Tras la pandemia, las clases se trasladaron de las aulas a las pantallas desde el hogar. No obstante, la situación es dispar en cada escuela y familia del país.

"Antes que empezara todo esto los especialistas mirábamos cuántas escuelas estaban conectadas. No considerábamos que la conexión en casa fuera un problema", expresó Artopoulos.

 

 

Según el investigador, hay varios escenarios en las casas de los estudiantes argentinos:

Familias que no cuentan con conexión a internet: se da más en hogares de bajos recursos y residentes de pueblos del interior del país.

- Familias que no poseen computadoras pero si internet: ocurre incluso en familias de clase media.

- Conexión deficiente de internet: las familias cuentan con acceso pero no tienen el servicio necesario para acceder a videos o videollamadas. De esta manera, se limita la comunicación a medios escritos como los correos o mensajes por chat.

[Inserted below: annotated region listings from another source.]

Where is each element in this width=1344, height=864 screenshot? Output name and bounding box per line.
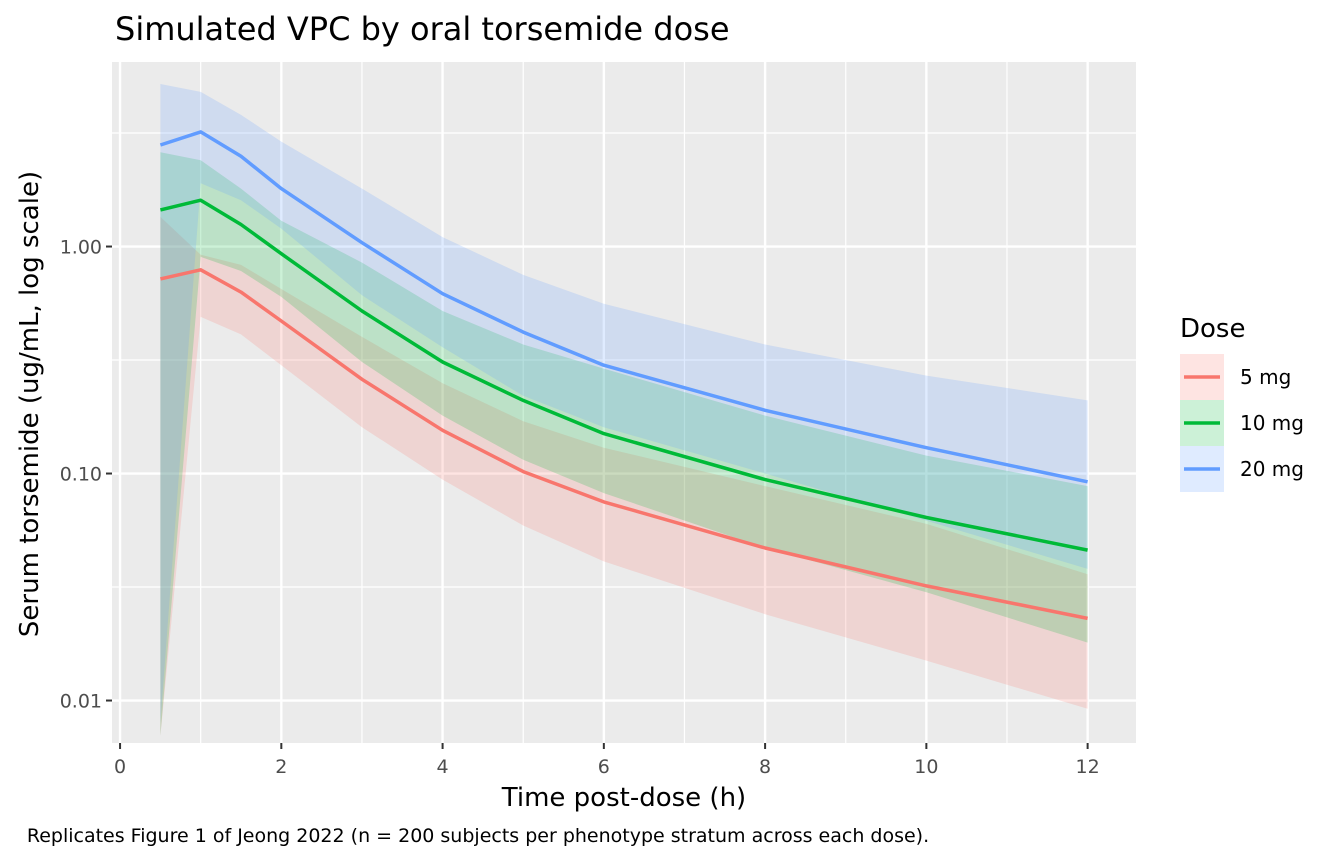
legend-label: 5 mg — [1240, 365, 1291, 389]
x-tick-label: 2 — [275, 756, 287, 778]
legend: Dose 5 mg 10 mg 20 mg — [1180, 314, 1304, 492]
grid-major — [112, 62, 1136, 743]
y-tick-label: 1.00 — [60, 237, 102, 259]
x-axis-title: Time post-dose (h) — [501, 783, 746, 813]
x-tick-label: 12 — [1076, 756, 1100, 778]
ribbon-5-mg — [160, 216, 1088, 736]
chart-title: Simulated VPC by oral torsemide dose — [115, 10, 730, 48]
legend-label: 10 mg — [1240, 411, 1304, 435]
legend-title: Dose — [1180, 314, 1245, 344]
x-tick-label: 4 — [437, 756, 449, 778]
x-tick-label: 6 — [598, 756, 610, 778]
x-tick-label: 8 — [759, 756, 771, 778]
y-tick-label: 0.01 — [60, 691, 102, 713]
median-line-20-mg — [159, 130, 1088, 484]
median-line-10-mg — [159, 198, 1088, 552]
y-tick-label: 0.10 — [60, 464, 102, 486]
plot-panel — [112, 62, 1136, 743]
legend-items: 5 mg 10 mg 20 mg — [1180, 354, 1304, 492]
ribbon-20-mg — [160, 84, 1088, 723]
confidence-ribbons — [160, 84, 1088, 736]
legend-label: 20 mg — [1240, 457, 1304, 481]
x-axis-ticks: 0 2 4 6 8 10 12 — [114, 743, 1100, 778]
grid-minor — [112, 62, 1136, 743]
x-tick-label: 10 — [914, 756, 938, 778]
ribbon-10-mg — [160, 152, 1088, 736]
median-line-5-mg — [160, 268, 1088, 621]
y-axis-title: Serum torsemide (ug/mL, log scale) — [15, 171, 45, 637]
x-tick-label: 0 — [114, 756, 126, 778]
median-lines — [159, 130, 1088, 621]
y-axis-ticks: 0.01 0.10 1.00 — [60, 237, 112, 713]
chart-caption: Replicates Figure 1 of Jeong 2022 (n = 2… — [27, 825, 929, 847]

"Uno de cada cinco estudiantes estudiantes de primaria no tiene conexión de todo tipo, dos de los que tienen internet no tienen PC y desconocemos la calidad de conexión de los dos restantes", explico.

Por otro lado, las escuelas presentan situaciones dispares. Antopoulos describió:

"Hay pocas escuelas que pudieron sostener las clases con videoconferencias. La mayoría envió tareas y se contactaron dos veces a la semana".

"La realidad es que hay escuelas mejor preparadas que otras y hoy justamente nos estamos esforzando para investigar la situación y ver cual es la experiencia que tiene los docentes en los últimos dos meses", declaró el investigador.

Y agregó: "Cuando surgió la cuarentena hubo un esfuerzo enorme para continuar las clases pero no había un plan preestablecido".